Seusai menorehkan sejarah sebagai petinju pertama Indonesia yang mampu meraih gelar juara di tiga kelas berbeda, Daud Yordan masih ingin terus bertarung di atas ring dan menambah gelar.
Oleh
PRAYOGI DWI SULISTYO
·3 menit baca
JAKARTA, KOMPAS — Seusai menorehkan sejarah sebagai petinju pertama Indonesia yang mampu meraih gelar juara di tiga kelas berbeda, Daud Yordan masih ingin terus bertarung di atas ring dan menambah gelar. Sebagai petinju profesional, ia akan terus berlatih untuk menjaga kebugarannya dan siap menghadapi pertarungan berikutnya.
Daud berhasil meraih gelar juara dunia kelas ringan (lightweight) versi Asosiasi Tinju Internasional (IBA) dan Asosiasi Tinju Dunia (WBA) Oriental setelah mengalahkan petinju Afrika Selatan, Michael Mokoena, pada Mahkota Boxing Series di Batu, Jawa Timur, Minggu (17/11/2019).
Sebelumnya, ia telah meraih gelar juara kelas bulu (featherweight) dan superbulu (super-featherweight).
Dalam kunjungannya ke Kantor Kompas, Jumat (22/11/2019), di Jakarta, Daud menyatakan masih ingin terus bertanding meski sudah berumur 32 tahun.
”Orang Asia rata-rata dapat bertarung hingga usia 35 tahun. Namun, sudah banyak petinju yang dapat memecahkan mitos tersebut, salah satunya petinju Filipina, Manny Pacquiao, yang bisa bertarung hingga umur 40 tahun,” ujar Daud.
Untuk mewujudkan ambisinya tersebut, Daud terus mengasah kemampuan di sasana tinju miliknya di Kayong Utara, Kalimantan Barat.
Sebagai petinju senior, ia selalu berusaha menunjukkan sikap disiplin dalam berlatih dan istirahat kepada petinju yunior. Dengan cara tersebut, ia akan selalu diingatkan ketika muncul rasa malas.
Ia juga termotivasi ketika melihat anak-anak yang datang ke sasana untuk berlatih tinju. Semangat anak-anak tersebut membuat Daud ingin terus meraih prestasi sebanyak-banyaknya. Ia berharap, melalui sasana yang dibangunnya, dapat muncul petinju baru yang akan mengharumkan nama Indonesia di tingkat dunia.
Di umurnya yang tak muda lagi, Daud semakin dewasa dalam bertarung.
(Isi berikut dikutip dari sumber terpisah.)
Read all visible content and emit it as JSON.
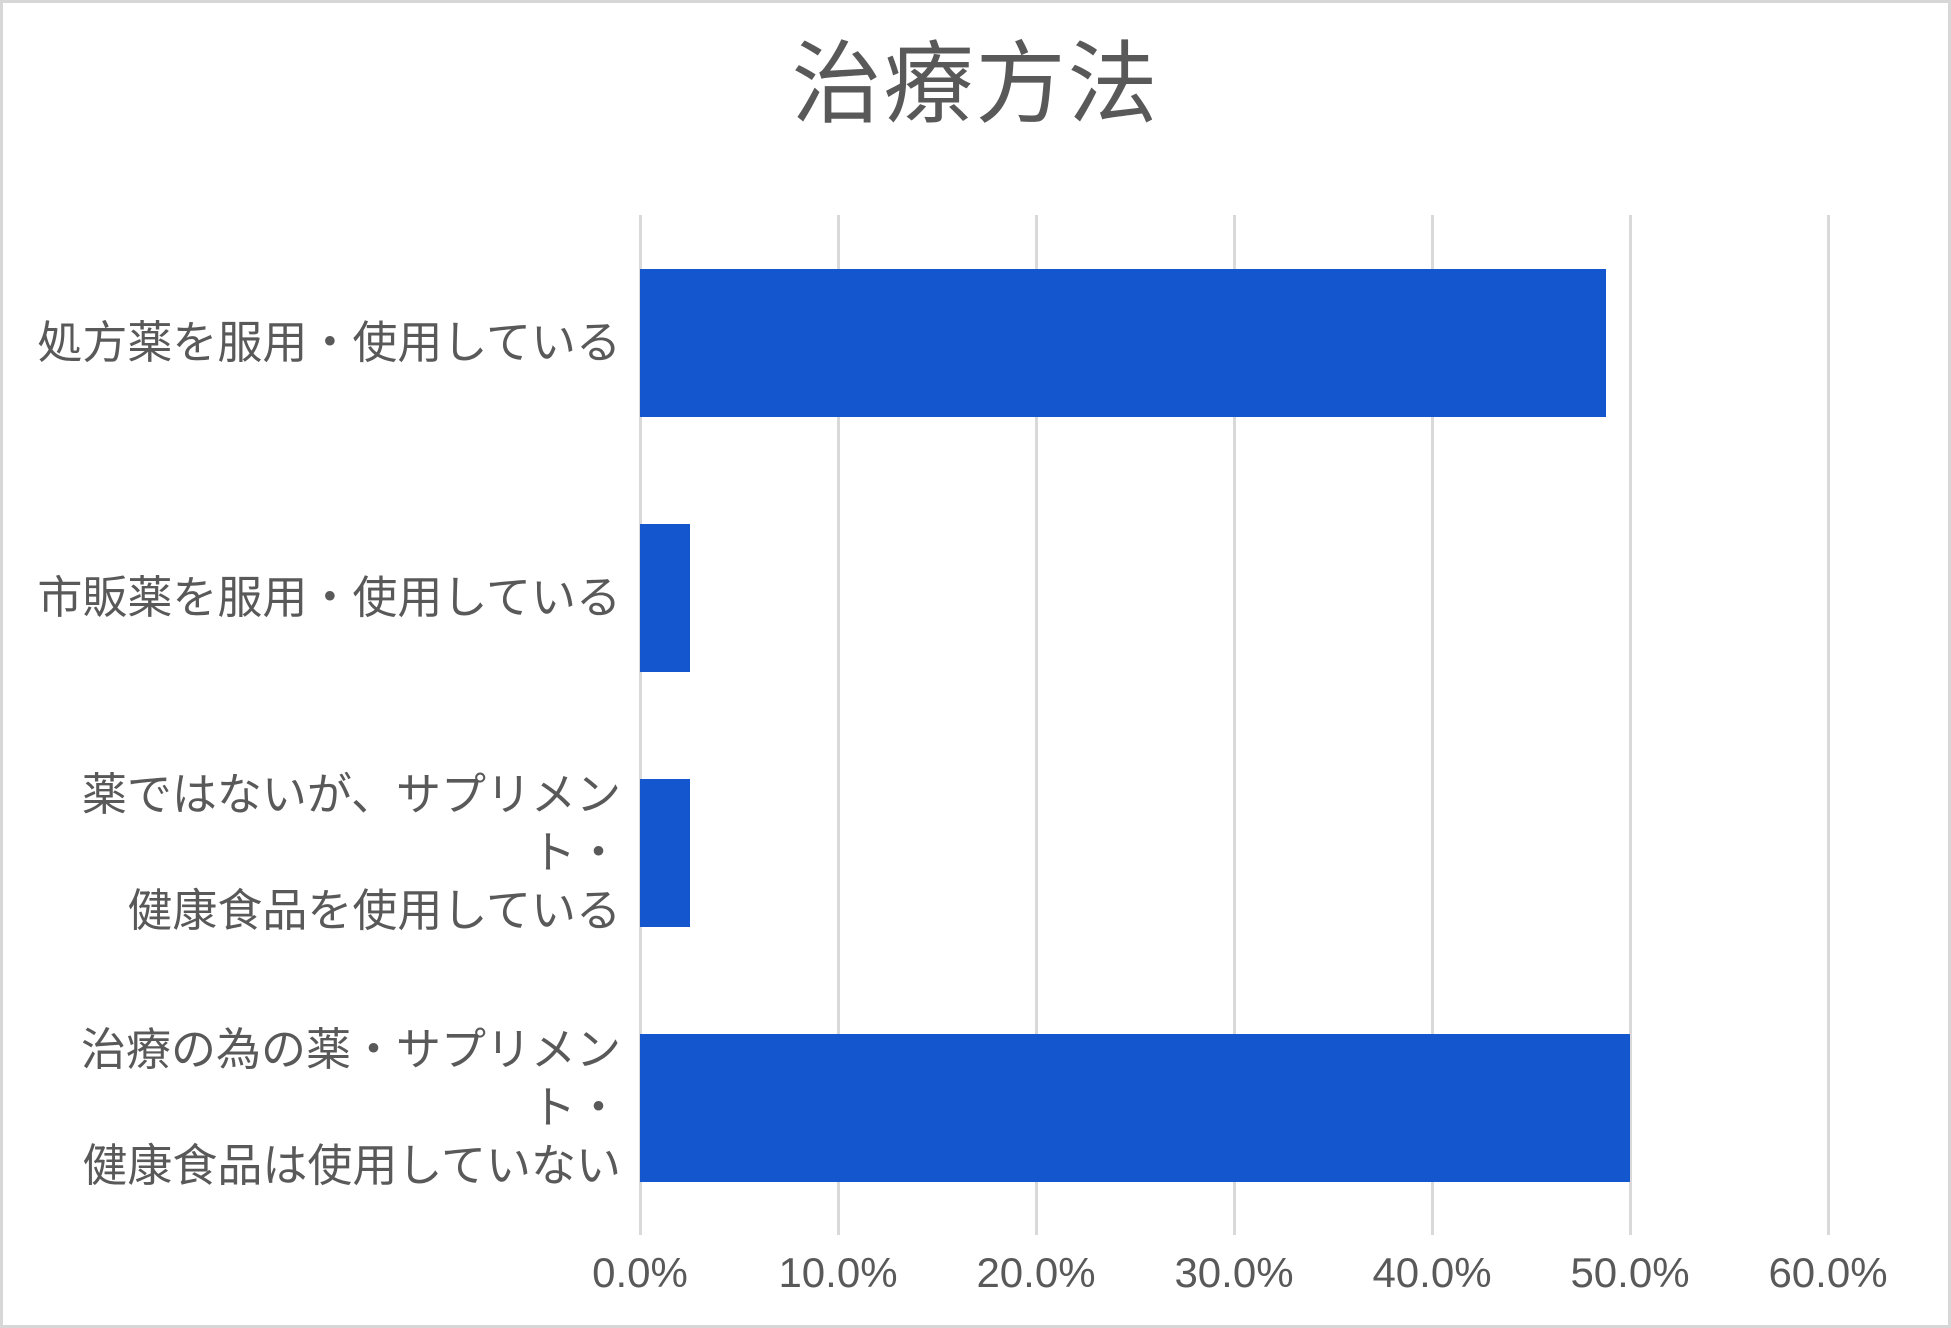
{
  "chart_data": {
    "type": "bar",
    "orientation": "horizontal",
    "title": "治療方法",
    "categories": [
      "処方薬を服用・使用している",
      "市販薬を服用・使用している",
      "薬ではないが、サプリメント・\n健康食品を使用している",
      "治療の為の薬・サプリメント・\n健康食品は使用していない"
    ],
    "values": [
      48.8,
      2.5,
      2.5,
      50.0
    ],
    "value_unit": "%",
    "xlabel": "",
    "ylabel": "",
    "xlim": [
      0,
      60
    ],
    "x_ticks": [
      0,
      10,
      20,
      30,
      40,
      50,
      60
    ],
    "x_tick_labels": [
      "0.0%",
      "10.0%",
      "20.0%",
      "30.0%",
      "40.0%",
      "50.0%",
      "60.0%"
    ],
    "grid": "vertical-only",
    "legend": "none",
    "colors": {
      "bar": "#1356CE",
      "gridline": "#D9D9D9",
      "text": "#595959",
      "border": "#D7D7D7",
      "background": "#FFFFFF"
    }
  }
}
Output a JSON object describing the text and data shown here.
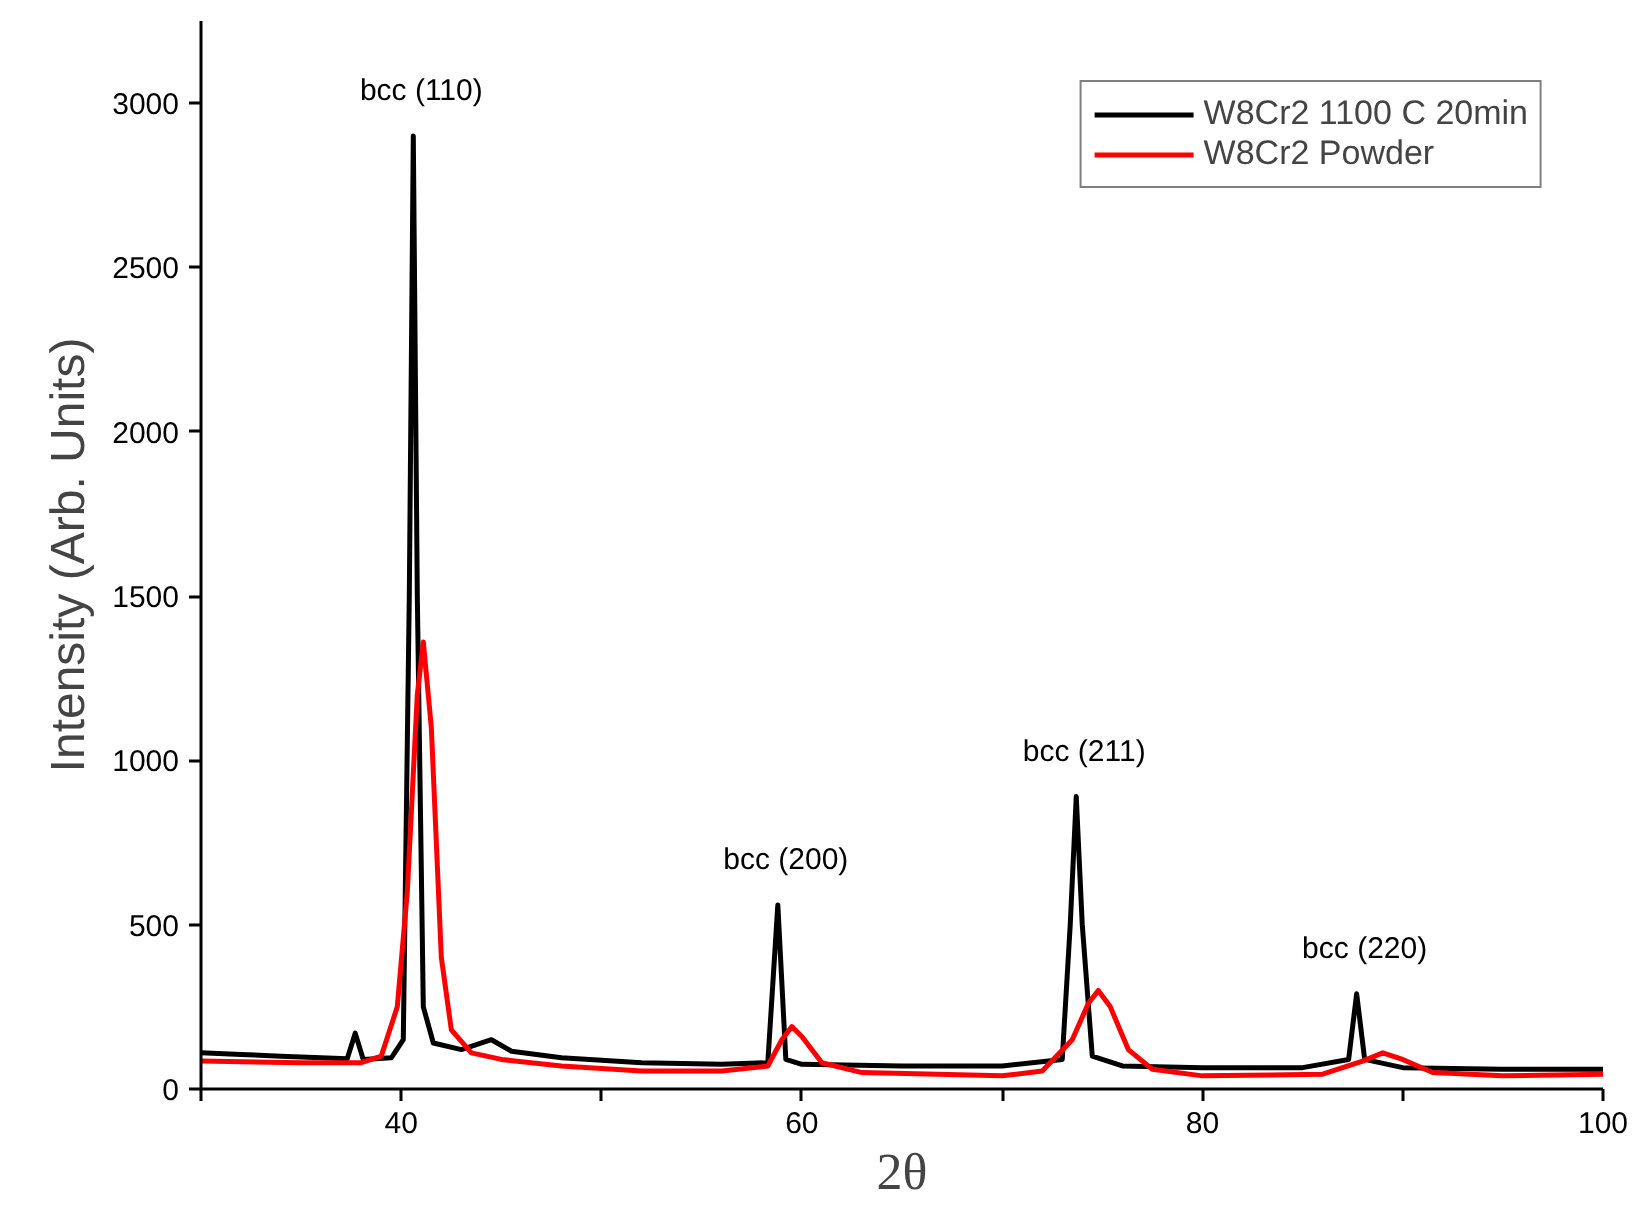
{
  "chart_data": {
    "type": "line",
    "xlabel": "2θ",
    "ylabel": "Intensity (Arb. Units)",
    "xlim": [
      30,
      100
    ],
    "ylim": [
      0,
      3250
    ],
    "xticks": [
      {
        "value": 30,
        "label": null
      },
      40,
      {
        "value": 50,
        "label": null
      },
      60,
      {
        "value": 70,
        "label": null
      },
      80,
      {
        "value": 90,
        "label": null
      },
      100
    ],
    "yticks": [
      0,
      500,
      1000,
      1500,
      2000,
      2500,
      3000
    ],
    "grid": false,
    "legend": "top right",
    "marker": "none",
    "line_style": "solid",
    "series": [
      {
        "name": "W8Cr2 1100 C 20min",
        "color": "#000000",
        "x": [
          30,
          32,
          34,
          36,
          37.3,
          37.7,
          38.1,
          39.5,
          40.1,
          40.4,
          40.6,
          40.8,
          41.1,
          41.6,
          43,
          44.5,
          45.5,
          48,
          52,
          56,
          58.3,
          58.8,
          59.2,
          60,
          65,
          70,
          73.0,
          73.4,
          73.7,
          74.0,
          74.5,
          76,
          80,
          85,
          87.3,
          87.7,
          88.1,
          90,
          95,
          100
        ],
        "values": [
          110,
          105,
          100,
          95,
          92,
          170,
          90,
          95,
          150,
          1500,
          2900,
          1500,
          250,
          140,
          120,
          150,
          115,
          95,
          80,
          75,
          80,
          560,
          90,
          75,
          70,
          70,
          90,
          500,
          890,
          500,
          100,
          70,
          65,
          65,
          90,
          290,
          90,
          65,
          60,
          60
        ]
      },
      {
        "name": "W8Cr2 Powder",
        "color": "#ff0000",
        "x": [
          30,
          35,
          38,
          39,
          39.8,
          40.3,
          40.8,
          41.1,
          41.5,
          42,
          42.5,
          43.5,
          45,
          48,
          52,
          56,
          58.3,
          59,
          59.5,
          60,
          61,
          63,
          70,
          72,
          73.5,
          74.3,
          74.8,
          75.4,
          76.3,
          77.5,
          80,
          86,
          88,
          89,
          90,
          91.5,
          95,
          100
        ],
        "values": [
          85,
          80,
          80,
          100,
          250,
          600,
          1200,
          1360,
          1100,
          400,
          180,
          110,
          90,
          70,
          55,
          55,
          70,
          150,
          190,
          160,
          80,
          50,
          40,
          55,
          150,
          260,
          300,
          250,
          120,
          60,
          40,
          45,
          85,
          110,
          90,
          50,
          40,
          45
        ]
      }
    ],
    "annotations": [
      {
        "text": "bcc (110)",
        "x": 40.6,
        "y": 2900
      },
      {
        "text": "bcc (200)",
        "x": 58.8,
        "y": 560
      },
      {
        "text": "bcc (211)",
        "x": 73.7,
        "y": 890
      },
      {
        "text": "bcc (220)",
        "x": 87.7,
        "y": 290
      }
    ]
  }
}
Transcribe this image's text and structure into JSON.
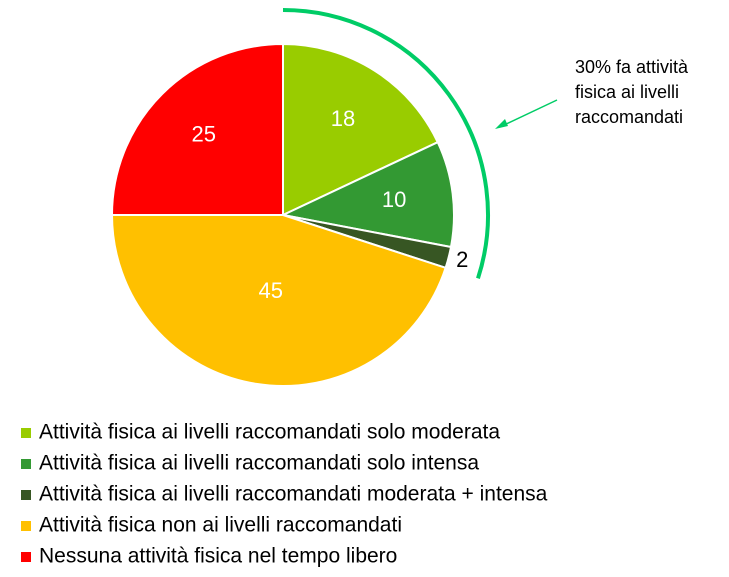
{
  "chart_data": {
    "type": "pie",
    "categories": [
      "Attività fisica ai livelli raccomandati solo moderata",
      "Attività fisica ai livelli raccomandati solo intensa",
      "Attività fisica ai livelli raccomandati moderata + intensa",
      "Attività fisica non ai livelli raccomandati",
      "Nessuna attività fisica nel tempo libero"
    ],
    "values": [
      18,
      10,
      2,
      45,
      25
    ],
    "colors": [
      "#99cc00",
      "#339933",
      "#375623",
      "#ffc000",
      "#ff0000"
    ],
    "annotation": [
      "30% fa attività",
      "fisica ai livelli",
      "raccomandati"
    ]
  }
}
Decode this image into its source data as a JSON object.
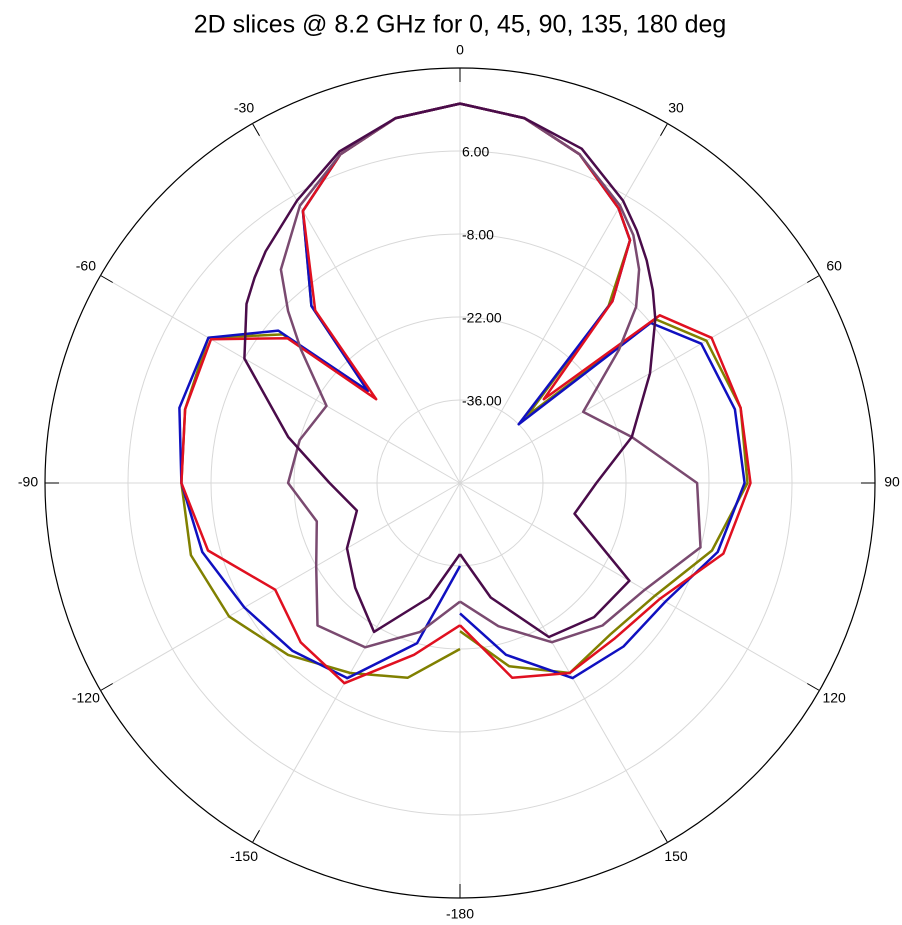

Ia tidak lagi terburu-buru dalam melepaskan pukulan. ”Dahulu ingin KO lawan secepat-cepatnya, tetapi malah jadi bumerang bagi saya,” kata Daud.
Ia menceritakan, ketika masih berumur 20 tahunan, ia tidak memedulikan lawan yang dihadapi, termasuk ketika berhadapan dengan petarung kelas dunia. Bertanding dengan cara terburu-buru membuatnya cepat lelah dan tidak efektif.
Dari pengalaman tersebut, ia pun mulai belajar mengatur ritme pertandingan. Daud selalu melakukan evaluasi seusai bertanding untuk meningkatkan pergerakan dan pukulannya.
Melihat semangat Daud yang tinggi, Managing Director Mahkota Promotion Urgyen Rinchen Sim atau yang akrab dipanggil Simon telah mempersiapkan dua pertandingan pada tahun depan.
Pada bulan Maret, Mahkota akan menyelenggarakan pertandingan di Singapura dan pada April atau Mei di Swiss. ”Kita masih bisa mengejar lima juara dunia lain. Daud masih bisa menambah satu atau dua gelar lagi,” ujar Simon.
Selain kedua pertandingan tersebut, Daud dapat mengejar prestasi lainnya melalui duel unifikasi juara dunia. Simon masih mengusahakan agar Daud dapat bertemu petinju Amerika Serikat Jose Ramirez yang menyandang status juara kelas ringan WBO (World Boxing Organization) dan petinju Argentina Jeremias Ponce yang menyandang gelar juara IBO (International Boxing Organization).
Selain Daud, Mahkota juga akan menggelar pertandingan untuk petinju Indonesia lainnya, Ongen Saknosiwi.
Ongen berhasil mencatatkan sejarah sebagai petinju Indonesia tercepat yang menjadi juara dunia, yakni di bawah 10 pertarungan. Ia berhasil mengalahkan petinju Filipina, Marco Demencillo, untuk merebut gelar juara kelas bulu IBA.
Simon ingin Ongen mendapatkan pengalaman bertarung lebih banyak agar kemampuannya dapat lebih terasah. Ia berharap pemerintah memberikan dukungan agar kedua petinju tersebut dapat terus bertarung dan meningkatkan prestasi.